Out of the $57 billion World Bank Group commitment to developing countries in the 2011 fiscal year (FY), sub-Sahara Africa receives $9.4 billion, down from crisis levels of $13.85 billion in Fiscal Year 2010 (FY10), says the Group.
The World Bank Group consists of the International Bank for Reconstruction and Development (IBRD), International Development Association (IDA), International Finance Corporation (IFC) and the Multilateral Investment Guarantee Agency (MIGA).
According to the Group, IDA’s commitment to the region was $7 billion, for IBRD it was $56 million and $2.1 billion came from IFC. MIGA’s guarantees amounted to $243 million.
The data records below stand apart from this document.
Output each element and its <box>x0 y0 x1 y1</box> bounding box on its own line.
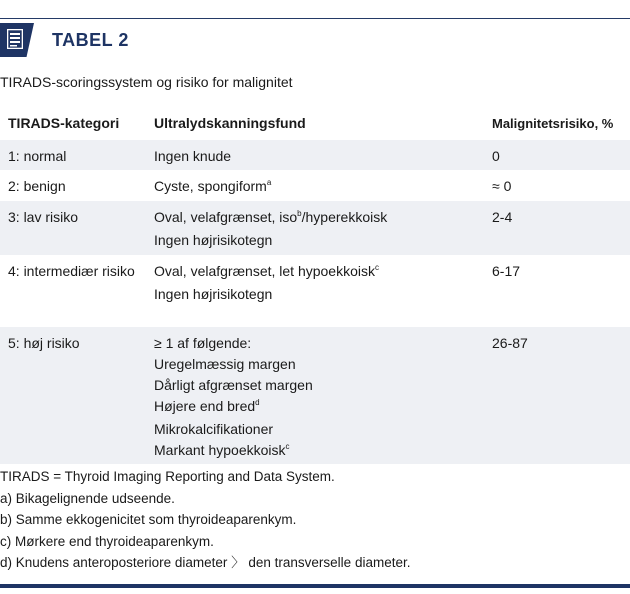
footnote: b) Samme ekkogenicitet som thyroideaparenkym. <box>0 512 297 527</box>
category-cell: 3: lav risiko <box>8 209 79 225</box>
footnote: TIRADS = Thyroid Imaging Reporting and Data System. <box>0 469 335 484</box>
table-row <box>0 255 630 327</box>
column-header-category: TIRADS-kategori <box>8 115 120 131</box>
risk-cell: 2-4 <box>492 209 513 225</box>
column-header-findings: Ultralydskanningsfund <box>154 115 306 131</box>
category-cell: 1: normal <box>8 148 67 164</box>
findings-cell: Oval, velafgrænset, iso$^b$/hyperekkoisk Ingen højrisikotegn <box>154 209 388 248</box>
footnote: d) Knudens anteroposteriore diameter 〉 den transverselle diameter. <box>0 555 411 570</box>
findings-cell: Oval, velafgrænset, let hypoekkoisk$^c$ Ingen højrisikotegn <box>154 263 379 302</box>
column-header-risk: Malignitetsrisiko, % <box>492 116 614 131</box>
table-row <box>0 327 630 464</box>
footnote: a) Bikagelignende udseende. <box>0 490 175 506</box>
risk-cell: 0 <box>492 148 500 164</box>
table-row <box>0 170 630 201</box>
bottom-rule <box>0 584 630 588</box>
risk-cell: ≈ 0 <box>492 178 512 194</box>
category-cell: 4: intermediær risiko <box>8 263 135 279</box>
table-label: TABEL 2 <box>52 30 129 50</box>
risk-cell: 26-87 <box>492 335 528 351</box>
document-icon <box>7 29 23 49</box>
table-row <box>0 140 630 170</box>
category-cell: 2: benign <box>8 178 66 194</box>
table-header-row <box>0 104 630 140</box>
table-row <box>0 201 630 255</box>
findings-cell: Cyste, spongiform$^a$ <box>154 178 272 194</box>
top-rule <box>0 18 630 19</box>
table-caption: TIRADS-scoringssystem og risiko for malignitet <box>0 74 293 90</box>
risk-cell: 6-17 <box>492 263 521 279</box>
footnote: c) Mørkere end thyroideaparenkym. <box>0 533 214 549</box>
category-cell: 5: høj risiko <box>8 335 80 351</box>
findings-cell: Ingen knude <box>154 148 232 164</box>
table-footnotes <box>0 466 410 574</box>
findings-cell: ≥ 1 af følgende: Uregelmæssig margen Dårligt afgrænset margen Højere end bred$^d$ Mikrokalcifikationer Markant hypoekkoisk$^c$ <box>154 335 313 458</box>
table-badge <box>0 23 34 57</box>
tirads-table <box>0 104 630 464</box>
“Commitments to sub-Sahara African countries—the Bank’s top priority—were at $9.4 billion in FY11, down from crisis levels of $13.85 billion in FY10 and $9.9 billion in FY09. FY11 commitments to Africa included $7 billion from IDA and $56 million from IBRD; $2.1 billion from IFC; and $243 million in MIGA guarantees for projects in the region”, the World Bank said in a statement published on its website July 1, 2011.
With total commitments of $189 billion since the financial crisis took hold in 2008, the World Bank Group support to developing countries came in at $57.4 billion in fiscal year 2011 which according to the Group, is “still above pre-crisis levels”.
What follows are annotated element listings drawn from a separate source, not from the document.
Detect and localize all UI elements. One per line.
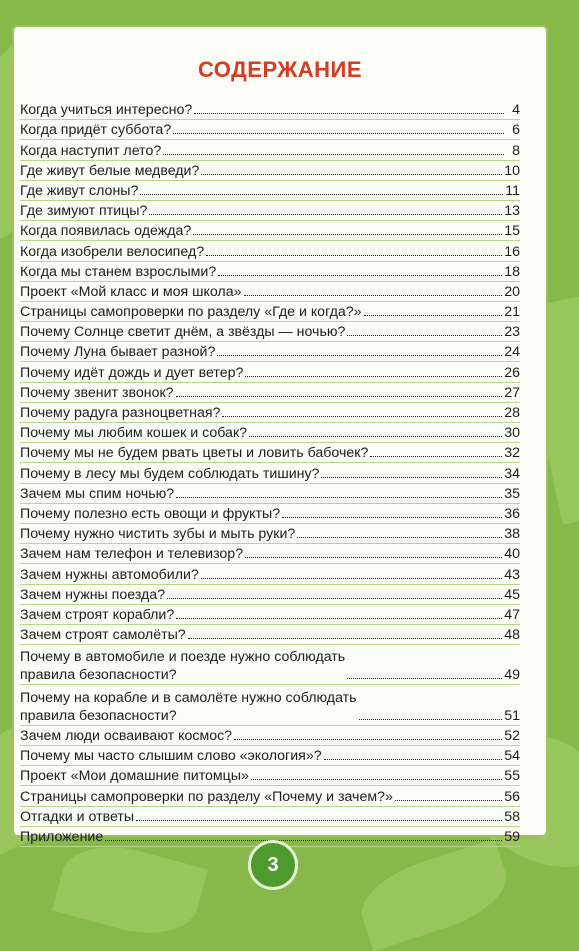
toc-entry-page: 30 [504,425,520,442]
toc-entry [20,625,520,645]
toc-entry [20,221,520,241]
toc-entry-title: Когда учиться интересно? [20,102,193,119]
toc-entry [20,140,520,160]
background-leaf [352,839,516,951]
toc-entry-page: 26 [504,364,520,381]
toc-entry [20,463,520,483]
dot-leader [167,598,502,599]
dot-leader [140,194,503,195]
toc-entry-title: Где зимуют птицы? [20,203,148,220]
toc-entry-page: 8 [512,142,520,159]
dot-leader [395,800,502,801]
dot-leader [217,355,502,356]
toc-entry-page: 56 [504,788,520,805]
toc-entry-title: Почему идёт дождь и дует ветер? [20,364,244,381]
dot-leader [222,416,502,417]
toc-entry-page: 59 [504,828,520,845]
dot-leader [370,456,502,457]
toc-entry [20,120,520,140]
toc-entry-title: Проект «Мой класс и моя школа» [20,283,242,300]
toc-entry [20,524,520,544]
toc-entry-title: Почему полезно есть овощи и фрукты? [20,505,281,522]
toc-entry [20,100,520,120]
dot-leader [364,315,503,316]
toc-entry [20,362,520,382]
toc-entry-title: Почему радуга разноцветная? [20,405,221,421]
dot-leader [321,477,502,478]
toc-entry-page: 35 [504,485,520,502]
toc-entry [20,564,520,584]
dot-leader [282,517,502,518]
toc-entry [20,262,520,282]
toc-entry [20,726,520,746]
toc-entry-title: Зачем нужны поезда? [20,586,166,603]
toc-entry-page: 48 [504,627,520,644]
toc-entry [20,181,520,201]
dot-leader [201,578,502,579]
toc-entry [20,605,520,625]
dot-leader [244,295,503,296]
toc-entry [20,504,520,524]
toc-entry-page: 58 [504,808,520,825]
toc-entry [20,322,520,342]
toc-entry-page: 51 [504,707,520,724]
toc-entry [20,585,520,605]
dot-leader [249,436,502,437]
dot-leader [347,335,502,336]
dot-leader [176,497,502,498]
toc-entry-title: Когда придёт суббота? [20,122,172,139]
toc-entry [20,766,520,786]
toc-entry [20,544,520,564]
toc-entry-title: Когда мы станем взрослыми? [20,263,217,280]
toc-entry-page: 23 [504,324,520,341]
toc-entry [20,807,520,827]
toc-entry [20,342,520,362]
toc-entry-page: 49 [504,667,520,684]
toc-entry-title: Почему звенит звонок? [20,384,174,401]
contents-panel [12,25,548,845]
toc-entry-title: Почему нужно чистить зубы и мыть руки? [20,526,296,543]
toc-entry-title: Почему мы не будем рвать цветы и ловить бабочек? [20,445,369,462]
toc-entry-title: Почему мы любим кошек и собак? [20,425,248,442]
toc-entry-title: Когда появилась одежда? [20,223,192,240]
page-title: СОДЕРЖАНИЕ [197,57,363,82]
toc-entry-title: Почему на корабле и в самолёте нужно соблюдать правила безопасности? [20,689,357,724]
dot-leader [193,234,502,235]
dot-leader [251,779,502,780]
toc-entry [20,685,520,725]
toc-entry-title: Приложение [20,828,104,845]
dot-leader [245,557,502,558]
toc-entry-page: 10 [504,162,520,179]
toc-entry-title: Когда наступит лето? [20,142,162,159]
toc-entry-title: Страницы самопроверки по разделу «Почему и зачем?» [20,788,393,805]
dot-leader [201,174,502,175]
toc-entry-page: 6 [512,122,520,139]
dot-leader [176,396,503,397]
toc-entry-page: 45 [504,586,520,603]
toc-entry-page: 38 [504,526,520,543]
toc-entry [20,645,520,685]
toc-entry-page: 18 [504,263,520,280]
dot-leader [218,275,502,276]
toc-entry-page: 21 [504,304,520,321]
toc-entry [20,282,520,302]
dot-leader [163,154,504,155]
toc-entry-title: Зачем строят корабли? [20,606,175,623]
toc-entry [20,161,520,181]
toc-entry-title: Проект «Мои домашние питомцы» [20,768,249,785]
dot-leader [136,820,502,821]
dot-leader [324,759,503,760]
dot-leader [188,638,503,639]
toc-entry [20,484,520,504]
dot-leader [245,376,502,377]
toc-entry-title: Когда изобрели велосипед? [20,243,205,260]
toc-entry-title: Зачем нужны автомобили? [20,566,199,583]
toc-entry-page: 20 [504,283,520,300]
toc-entry-page: 28 [504,405,520,421]
toc-entry [20,786,520,806]
dot-leader [105,840,502,841]
toc-entry-page: 16 [504,243,520,260]
toc-entry-title: Почему Солнце светит днём, а звёзды — ночью? [20,324,346,341]
toc-entry-title: Отгадки и ответы [20,808,135,825]
toc-entry-page: 47 [504,606,520,623]
dot-leader [173,133,504,134]
table-of-contents [20,100,520,847]
toc-entry-title: Зачем люди осваивают космос? [20,728,233,745]
toc-entry-page: 43 [504,566,520,583]
dot-leader [194,113,504,114]
toc-entry [20,403,520,423]
toc-entry-page: 36 [504,505,520,522]
dot-leader [297,537,502,538]
toc-entry-page: 40 [504,546,520,563]
toc-entry-title: Зачем нам телефон и телевизор? [20,546,244,563]
toc-entry [20,241,520,261]
toc-entry [20,383,520,403]
toc-entry-page: 34 [504,465,520,482]
dot-leader [347,678,502,679]
toc-entry-title: Почему в автомобиле и поезде нужно соблюдать правила безопасности? [20,649,346,684]
toc-entry-page: 11 [505,182,520,199]
toc-entry-page: 24 [504,344,520,361]
dot-leader [234,739,502,740]
dot-leader [176,618,502,619]
toc-entry [20,746,520,766]
dot-leader [359,719,503,720]
toc-entry [20,423,520,443]
background-leaf [52,833,208,947]
toc-entry-page: 15 [504,223,520,240]
toc-entry-title: Почему в лесу мы будем соблюдать тишину? [20,465,320,482]
toc-entry-title: Почему Луна бывает разной? [20,344,216,361]
toc-entry-title: Где живут белые медведи? [20,162,200,179]
toc-entry-title: Зачем строят самолёты? [20,627,186,644]
toc-entry-page: 55 [504,768,520,785]
toc-entry-title: Почему мы часто слышим слово «экология»? [20,748,322,765]
toc-entry [20,201,520,221]
toc-entry-page: 32 [504,445,520,462]
toc-entry [20,443,520,463]
page-number: 3 [248,840,298,890]
toc-entry [20,302,520,322]
toc-entry-page: 54 [504,748,520,765]
toc-entry-page: 4 [512,102,520,119]
toc-entry-title: Страницы самопроверки по разделу «Где и когда?» [20,304,362,321]
toc-entry-title: Где живут слоны? [20,182,139,199]
dot-leader [149,214,502,215]
toc-entry-title: Зачем мы спим ночью? [20,485,175,502]
toc-entry-page: 52 [504,728,520,745]
toc-entry-page: 27 [504,384,520,401]
toc-entry-page: 13 [504,203,520,220]
dot-leader [206,255,502,256]
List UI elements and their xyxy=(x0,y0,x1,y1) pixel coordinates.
Investment in 2010 FY was $72.8 billion
The Group provided an estimated 712 loans, grants, equity investments and guarantees to promote economic growth, fight poverty, and assist private enterprise, the statement said.
IBRD gave a commitment amount of $26.7 billion as against $44.2 billion in FY 2010, IDA was $16.3 billion compared to last year’s $14.5 billion and the IFC provided $12.3 billion this year and $12.6 billion last FY. MIGA committed an amount of $2.1 billion as guarantees this year.
Most commitments were focused around social protection, infrastructure, job creation and future productivity as well as natural disaster management and climate change.
World Bank Group President, Robert B. Zoellick was quoted in the statement as saying “As the multi-speed recovery takes shape, high and volatile food and fuel prices are stirring new challenges, putting vulnerable populations at risk. The World Bank is honing its focus on areas where we can add most value: targeting the poor and vulnerable; creating opportunities for growth; promoting global collective action; strengthening governance; and managing risk and preparing for crisis.”